Sayın Hasan ESENDAĞLI, başta Cratos davası olmak üzere daha bir çok konuda dün sabahın erken saatlerinden itibaren ihbar niteliğindeki mesajlar elden ele dolaşmaya başladı. Yargıyı da yakından ilgilendiren bu konuda hiç gecikmeden detaylı bir açıklama yapmanız yargısız infaz yapılmasın diye şart olmuştur!

Sayın Erhan ARIKLI, Limanlar Dairesi Müdürünün görevden alınma yazısının yazıldığı konusunda merak dolu mesajlar geliyor. Bu arada kendisini yaşanan yasal olmayan durumları açığa çıkardığı iddiaları da yapılıyor. Eğer başka bir sebep varsa da açıklamanız yerinde olacaktır!

Sayın Narin Ferdi ŞEFİK, yargı ve bazı meslektaşlarınız hakkındaki söylentileri duydunuz mu bilemeyiz ama yapılan iddialar eğer doğruysa işte o zaman yandığımız gündür. Eğer size gönderilmediyse gün içinde bir telefonunuz yeterlidir, bunu amme hizmeti olarak kabul ederiz…

Sayın İsmail ARTER, yerel seçimler için yapılan son üç ankette de açık ara önde olduğunuzu duyduk. Bu arada bağımsız mı yoksa bir partiden mi aday olacağınız tartışılmaya başlandı. Daha bir yıl var ama şimdiden karar vermek gerekir ki saflar da belirlensin değil mi?

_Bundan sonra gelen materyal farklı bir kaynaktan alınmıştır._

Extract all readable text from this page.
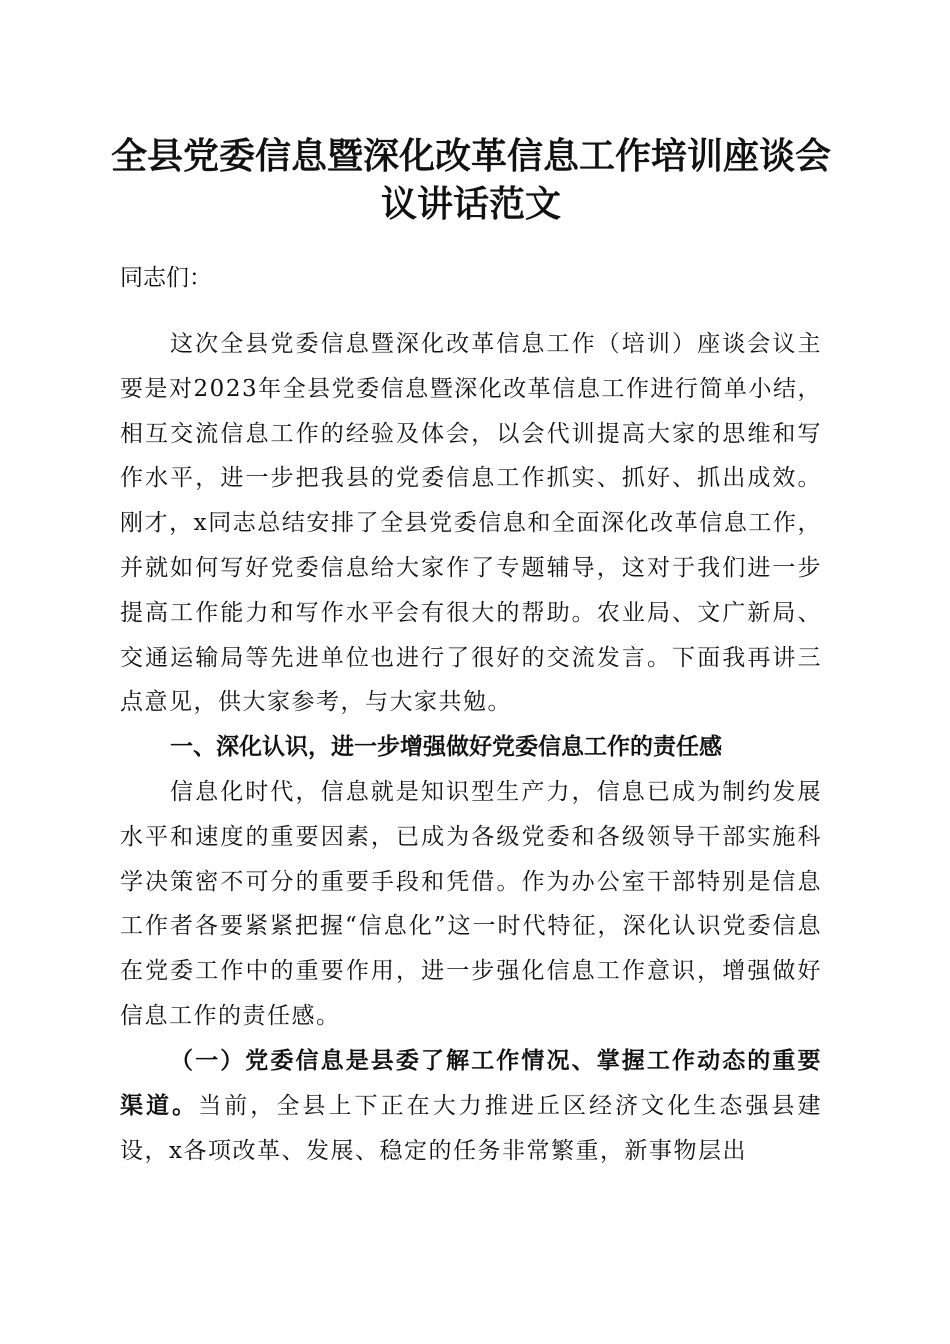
全县党委信息暨深化改革信息工作培训座谈会
议讲话范文

同志们：

这次全县党委信息暨深化改革信息工作（培训）座谈会议主要是对2023年全县党委信息暨深化改革信息工作进行简单小结，相互交流信息工作的经验及体会，以会代训提高大家的思维和写作水平，进一步把我县的党委信息工作抓实、抓好、抓出成效。刚才，x同志总结安排了全县党委信息和全面深化改革信息工作，并就如何写好党委信息给大家作了专题辅导，这对于我们进一步提高工作能力和写作水平会有很大的帮助。农业局、文广新局、交通运输局等先进单位也进行了很好的交流发言。下面我再讲三点意见，供大家参考，与大家共勉。

一、深化认识，进一步增强做好党委信息工作的责任感

信息化时代，信息就是知识型生产力，信息已成为制约发展水平和速度的重要因素，已成为各级党委和各级领导干部实施科学决策密不可分的重要手段和凭借。作为办公室干部特别是信息工作者各要紧紧把握“信息化”这一时代特征，深化认识党委信息在党委工作中的重要作用，进一步强化信息工作意识，增强做好信息工作的责任感。

（一）党委信息是县委了解工作情况、掌握工作动态的重要渠道。当前，全县上下正在大力推进丘区经济文化生态强县建设，x各项改革、发展、稳定的任务非常繁重，新事物层出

Sayın Hasibe KUSETOĞLU, Çevre Dairesi Müdürü olarak bu soralar Salamis sahillerini mercek altına almakta yarar görüyoruz zira buradan yüzlerce kamyon deniz kumunun alındığı yönünde bölge halkından ciddi ihbarlar yapılmaya başlandı.

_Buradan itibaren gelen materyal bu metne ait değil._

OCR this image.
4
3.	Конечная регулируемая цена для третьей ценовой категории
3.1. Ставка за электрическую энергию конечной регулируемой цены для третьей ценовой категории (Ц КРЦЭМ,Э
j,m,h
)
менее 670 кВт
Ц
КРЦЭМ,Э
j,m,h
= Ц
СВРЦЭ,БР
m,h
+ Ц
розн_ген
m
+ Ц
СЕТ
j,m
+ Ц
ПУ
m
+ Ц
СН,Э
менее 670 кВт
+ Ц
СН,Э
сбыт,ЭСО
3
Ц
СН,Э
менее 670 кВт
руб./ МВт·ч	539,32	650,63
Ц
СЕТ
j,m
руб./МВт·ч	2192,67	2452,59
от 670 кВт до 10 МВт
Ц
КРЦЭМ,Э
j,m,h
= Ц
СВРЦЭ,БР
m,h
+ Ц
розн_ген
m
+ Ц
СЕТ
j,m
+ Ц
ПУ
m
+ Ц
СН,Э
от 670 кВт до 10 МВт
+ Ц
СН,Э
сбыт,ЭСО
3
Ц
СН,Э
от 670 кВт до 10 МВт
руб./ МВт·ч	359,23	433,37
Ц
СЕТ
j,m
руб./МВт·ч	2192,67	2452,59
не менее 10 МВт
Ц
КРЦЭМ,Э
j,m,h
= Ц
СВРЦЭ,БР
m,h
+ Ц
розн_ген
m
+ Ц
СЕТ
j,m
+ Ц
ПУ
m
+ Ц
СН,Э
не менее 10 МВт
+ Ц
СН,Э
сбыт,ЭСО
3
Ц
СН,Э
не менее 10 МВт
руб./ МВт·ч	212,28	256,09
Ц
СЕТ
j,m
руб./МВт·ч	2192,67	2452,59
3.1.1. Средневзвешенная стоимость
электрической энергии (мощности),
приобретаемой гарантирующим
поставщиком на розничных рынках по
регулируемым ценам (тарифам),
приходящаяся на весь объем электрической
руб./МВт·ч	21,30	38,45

Sayın Oğuzhan HASİPOĞLU, ara seçimlerin yapılmayacağını kesin bir dille açıkladıktan sonra şimdi de hukuk çevrelerinden bunun yasal olup olmadığı konusunda mesajlarınız gelmeye başladı. Bunun mutlak hukuksal bir açıklaması olmalıdır değil mi?

Sayın Derviş EROĞLU, yarım asırdan fazla olan siyasi tecrübelerinizi kitaplaştırdığınızı ancak yayına sokmak için tereddüt ettiğinizi öğrendik. Belli ki kitap yayımlanırsa birilerinin başı epey ağrıyacak. Verdiğiniz bu kadar emek şimdi boşuna mı gedecek yani!

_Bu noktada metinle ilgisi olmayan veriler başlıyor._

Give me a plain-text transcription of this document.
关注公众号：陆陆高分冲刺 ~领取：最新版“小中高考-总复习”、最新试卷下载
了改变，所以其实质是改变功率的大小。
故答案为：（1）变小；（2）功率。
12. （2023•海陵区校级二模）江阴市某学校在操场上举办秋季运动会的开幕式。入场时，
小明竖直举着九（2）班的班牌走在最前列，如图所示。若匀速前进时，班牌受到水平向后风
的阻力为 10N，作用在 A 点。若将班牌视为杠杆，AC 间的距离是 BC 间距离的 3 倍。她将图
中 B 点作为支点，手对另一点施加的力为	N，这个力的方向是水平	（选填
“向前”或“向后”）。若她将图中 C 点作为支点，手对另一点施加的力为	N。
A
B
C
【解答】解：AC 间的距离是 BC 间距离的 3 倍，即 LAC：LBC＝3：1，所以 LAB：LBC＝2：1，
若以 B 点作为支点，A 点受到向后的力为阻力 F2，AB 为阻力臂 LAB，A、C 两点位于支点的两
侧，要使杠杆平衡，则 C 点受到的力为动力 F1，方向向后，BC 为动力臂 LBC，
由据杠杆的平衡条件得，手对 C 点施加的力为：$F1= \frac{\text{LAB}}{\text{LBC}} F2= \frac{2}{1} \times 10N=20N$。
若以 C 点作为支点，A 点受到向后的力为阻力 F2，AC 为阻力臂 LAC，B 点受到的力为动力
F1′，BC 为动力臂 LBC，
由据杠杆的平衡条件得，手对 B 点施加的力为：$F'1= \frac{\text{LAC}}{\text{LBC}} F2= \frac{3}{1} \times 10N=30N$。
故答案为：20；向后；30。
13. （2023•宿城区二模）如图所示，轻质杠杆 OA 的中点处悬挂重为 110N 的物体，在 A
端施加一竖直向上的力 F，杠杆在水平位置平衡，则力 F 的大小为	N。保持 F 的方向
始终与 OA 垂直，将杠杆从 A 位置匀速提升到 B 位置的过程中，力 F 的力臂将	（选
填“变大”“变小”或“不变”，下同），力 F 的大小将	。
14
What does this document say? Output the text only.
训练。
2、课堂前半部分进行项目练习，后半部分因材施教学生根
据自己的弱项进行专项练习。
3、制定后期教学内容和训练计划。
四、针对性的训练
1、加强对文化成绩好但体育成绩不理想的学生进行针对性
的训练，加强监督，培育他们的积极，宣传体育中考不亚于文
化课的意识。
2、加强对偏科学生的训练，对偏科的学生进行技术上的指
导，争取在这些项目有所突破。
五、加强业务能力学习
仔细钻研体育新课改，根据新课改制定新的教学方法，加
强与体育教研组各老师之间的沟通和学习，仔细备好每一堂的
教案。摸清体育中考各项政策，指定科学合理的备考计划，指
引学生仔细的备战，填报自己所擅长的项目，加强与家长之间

Sayın Dursun OĞUZ, hadi geçmiş olsun bu ay da borçlanarak da olsa maaşların ödenme sorununu atlattınız, kabus da bitti. Önümüzdeki ayın maaşlarını düşünmeden kısa bir tatil de olsa kaçamak yapın ki Haziran sonrasına doğru moral motivasyon toplayasınız…

Sayın Gürsel UZUN, siyaset ve iş adamlığı yeterli olmasa gerek ki şimdi de medya patronluğuna soyunduğunuzu öğrendik. Siz kesinlikle yazılı basını da geçer özellikle siyasette fırtınalar estirirsiniz. Denemeye değer doğrusu!

Sayın Serdar CANALTAY, en verimli döneminizde emekli olunca vakit bolluğundan yemek yapımı ve torun bakımı sizin üstünüze kaldı diye duyduk. Özellikle yemeklerden tadanlar aynı zamanda parmaklarını da yiyormuş doğru mu? Umarız evde temizlik işleri de sizin üstünüze kalmamıştır…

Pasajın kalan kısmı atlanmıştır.